Thurman left him on the corner and headed for the Lucky Deuce directly across the street. There were chairs and tables on the boardwalk, and the building’s front corner was cut off so the front doors faced the intersection diagonally across from it.
A few men nursed hangovers in the outside chairs. Thurman pushed his way through the batwing doors. The dark interior stank of cigar smoke, sour beer, and a hint of cheap perfume. Some hussy halfway down the long, polished bar, resting her elbow on the edge, raised her eyebrows at the sight of him.

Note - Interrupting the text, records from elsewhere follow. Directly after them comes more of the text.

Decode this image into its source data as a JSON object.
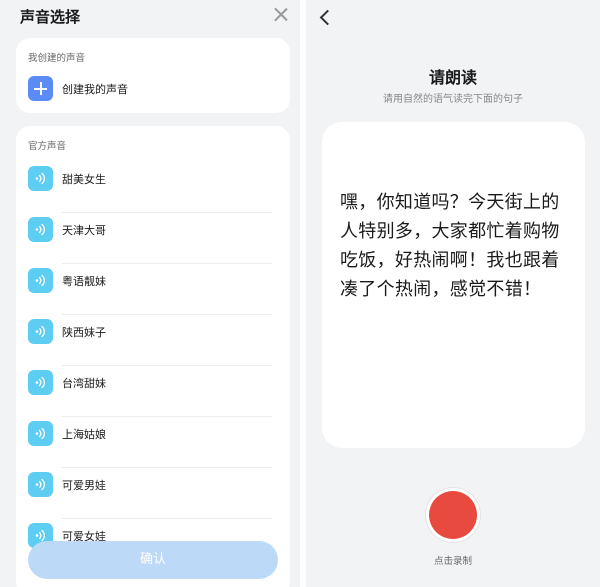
{
  "left_panel": {
    "title": "声音选择",
    "close_icon": "close-icon",
    "my_voices": {
      "section_label": "我创建的声音",
      "create_label": "创建我的声音",
      "icon": "plus-icon"
    },
    "official": {
      "section_label": "官方声音",
      "icon": "sound-wave-icon",
      "items": [
        {
          "label": "甜美女生"
        },
        {
          "label": "天津大哥"
        },
        {
          "label": "粤语靓妹"
        },
        {
          "label": "陕西妹子"
        },
        {
          "label": "台湾甜妹"
        },
        {
          "label": "上海姑娘"
        },
        {
          "label": "可爱男娃"
        },
        {
          "label": "可爱女娃"
        }
      ]
    },
    "confirm_label": "确认"
  },
  "right_panel": {
    "back_icon": "chevron-left-icon",
    "title": "请朗读",
    "subtitle": "请用自然的语气读完下面的句子",
    "sentence": "嘿，你知道吗？今天街上的人特别多，大家都忙着购物吃饭，好热闹啊！我也跟着凑了个热闹，感觉不错！",
    "record_label": "点击录制"
  },
  "colors": {
    "background": "#f2f3f5",
    "card": "#ffffff",
    "plus_icon": "#5b8cf5",
    "voice_icon": "#5dcdf2",
    "confirm_button": "#bcd9f7",
    "record_button": "#e84a3f"
  }
}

A mild shake of his head, and she looked away with a scowl as if bored by his refusal. A smoky yellow ring of light hung over the table in the back that interested him more. The legendary twenty-four-hour poker game that never stopped. He appraised the players at a distance.

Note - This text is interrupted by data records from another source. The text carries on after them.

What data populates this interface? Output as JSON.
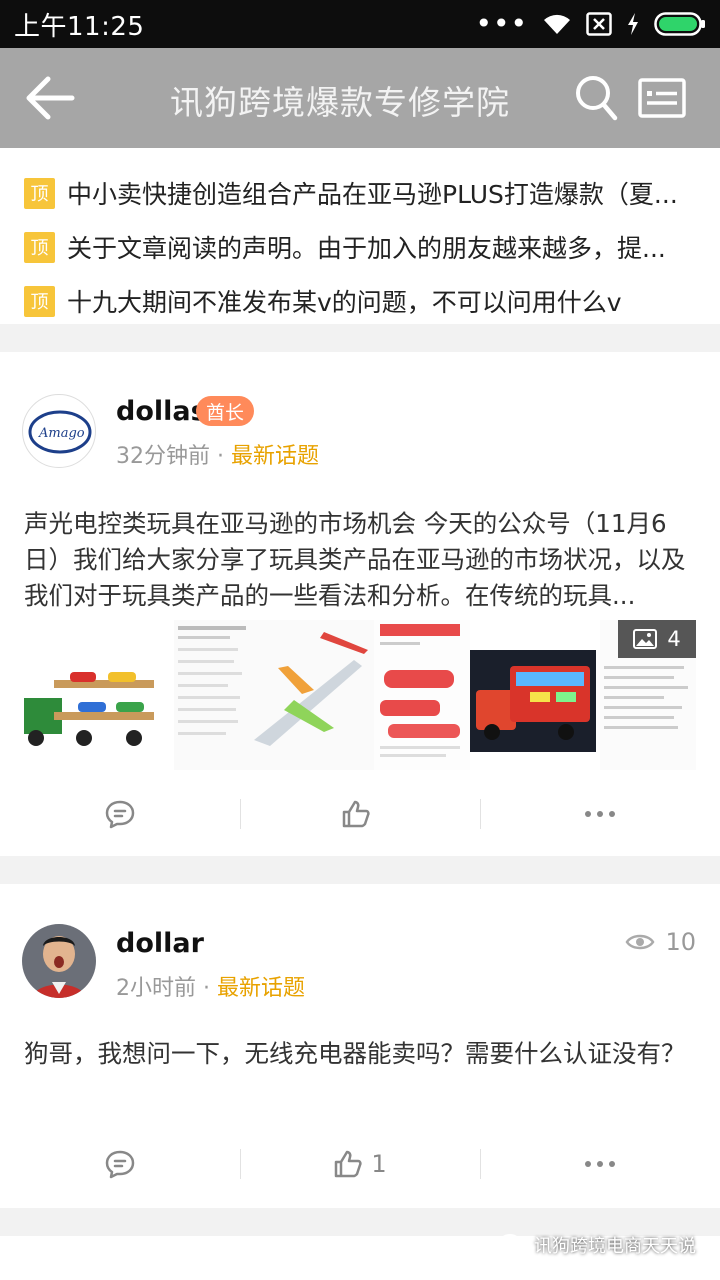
{
  "status_bar": {
    "time": "上午11:25",
    "more": "•••"
  },
  "header": {
    "title": "讯狗跨境爆款专修学院"
  },
  "pinned": {
    "badge": "顶",
    "items": [
      "中小卖快捷创造组合产品在亚马逊PLUS打造爆款（夏...",
      "关于文章阅读的声明。由于加入的朋友越来越多，提...",
      "十九大期间不准发布某v的问题，不可以问用什么v"
    ]
  },
  "posts": [
    {
      "username": "dollas",
      "role": "酋长",
      "avatar_text": "Amago",
      "time": "32分钟前",
      "separator": "·",
      "topic": "最新话题",
      "body": "声光电控类玩具在亚马逊的市场机会 今天的公众号（11月6日）我们给大家分享了玩具类产品在亚马逊的市场状况，以及我们对于玩具类产品的一些看法和分析。在传统的玩具...",
      "image_count": "4",
      "likes": ""
    },
    {
      "username": "dollar",
      "time": "2小时前",
      "separator": "·",
      "topic": "最新话题",
      "views": "10",
      "body": "狗哥，我想问一下，无线充电器能卖吗？需要什么认证没有？",
      "likes": "1"
    }
  ],
  "watermark": "讯狗跨境电商天天说",
  "colors": {
    "header_bg": "#a6a6a6",
    "pin_badge": "#f7c53a",
    "topic": "#e8a200",
    "role_badge": "#ff8a5a"
  }
}
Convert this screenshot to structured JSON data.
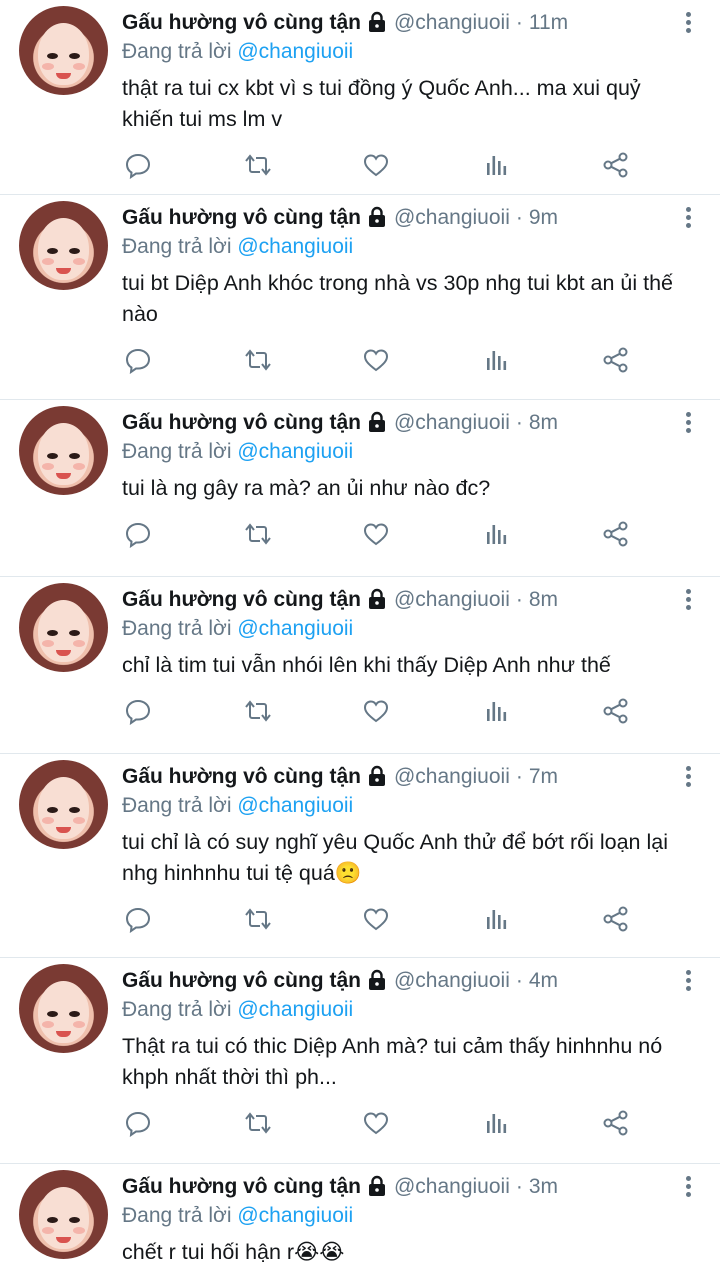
{
  "colors": {
    "accent": "#1da1f2",
    "muted": "#657786",
    "text": "#14171a",
    "divider": "#e1e8ed"
  },
  "tweets": [
    {
      "name": "Gấu hường vô cùng tận",
      "handle": "@changiuoii",
      "time": "11m",
      "reply_prefix": "Đang trả lời",
      "reply_to": "@changiuoii",
      "text": "thật ra tui cx kbt vì s tui đồng ý Quốc Anh... ma xui quỷ khiến tui ms lm v"
    },
    {
      "name": "Gấu hường vô cùng tận",
      "handle": "@changiuoii",
      "time": "9m",
      "reply_prefix": "Đang trả lời",
      "reply_to": "@changiuoii",
      "text": "tui bt Diệp Anh khóc trong nhà vs 30p nhg tui kbt an ủi thế nào"
    },
    {
      "name": "Gấu hường vô cùng tận",
      "handle": "@changiuoii",
      "time": "8m",
      "reply_prefix": "Đang trả lời",
      "reply_to": "@changiuoii",
      "text": "tui là ng gây ra mà? an ủi như nào đc?"
    },
    {
      "name": "Gấu hường vô cùng tận",
      "handle": "@changiuoii",
      "time": "8m",
      "reply_prefix": "Đang trả lời",
      "reply_to": "@changiuoii",
      "text": "chỉ là tim tui vẫn nhói lên khi thấy Diệp Anh như thế"
    },
    {
      "name": "Gấu hường vô cùng tận",
      "handle": "@changiuoii",
      "time": "7m",
      "reply_prefix": "Đang trả lời",
      "reply_to": "@changiuoii",
      "text": "tui chỉ là có suy nghĩ yêu Quốc Anh thử để bớt rối loạn lại nhg hinhnhu tui tệ quá🙁"
    },
    {
      "name": "Gấu hường vô cùng tận",
      "handle": "@changiuoii",
      "time": "4m",
      "reply_prefix": "Đang trả lời",
      "reply_to": "@changiuoii",
      "text": "Thật ra tui có thic Diệp Anh mà? tui cảm thấy hinhnhu nó khph nhất thời thì ph..."
    },
    {
      "name": "Gấu hường vô cùng tận",
      "handle": "@changiuoii",
      "time": "3m",
      "reply_prefix": "Đang trả lời",
      "reply_to": "@changiuoii",
      "text": "chết r tui hối hận r😭😭"
    }
  ]
}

A short barmaid, no older than sixteen, bumped her hip against his leg. “Need a drink, mister?”
He looked down into her brown eyes an
d smiled. “Not yet, sister, maybe later.”
“Suit yourself,” she said, and sashayed off with her tray of dirty glasses and a towel on her arm.
“We’ve got an open seat,” said a bulldog-faced, bareheaded man with a cigar stuck in the corner of his mouth and holding up his fanned-out cards toward the light to see his hand better. “Sit down. You can lose your money quick as I’ve been doing.” He tossed in his cards. “I’ll fold.”
He turned when Thurman sat down, and stuck out his hand. “My name’s Mick, stranger.”
“Baker’s mine.” He nodded to the other five and took the captain’s chair. The legs scraped on the floor as he moved in. In such chairs with their arms, if you ever needed to draw a gun, you had to rise up to get it out. That was the reason some gamblers wore shoulder holsters and others carried derringers up their sleeves or pigstickers in their boot tops.
But in the thousand or so games of chance Thurman had been in, he had seen few such altercations. Such incidents were more likely to occur sitting cross-legged on some trading blanket under a mesquite bush playing with some worn-out cards against a couple of Injun whiskey traders out on the Llano Estacado.
“Ten-buck raise is the limit,” Mick said. “Five-card, but only a three-card draw.”
Thurman understood. There was a gambler who wore a silk vest under a tailored coat across from him who mumbled his name was Crawford. Frenchie was a Cajun on his right. The other side of Mick was a drover named McNard, with snow on his sideburns, his head topped by a weathered gray hat that drooped in the front, and a bilious handlebar mustache.
The last man in the circle was clean-shaven with sharp facial features. Andrews was his name. Thirty years old or so, he reminded Thurman of a mountain lion. He seemed tense, and looked ready to claw your eyes out at the first threat toward his person.
“Where you come from?” Frenchie asked as he showed three eights and raked in the pot.
“South,” Thurman said, putting enough money out on the table to show he was serious.
“South of town?”
“A ways.”
“Oh, good, south of town is a good place.” Frenchie shuffled the cards. “Ante two dollars.”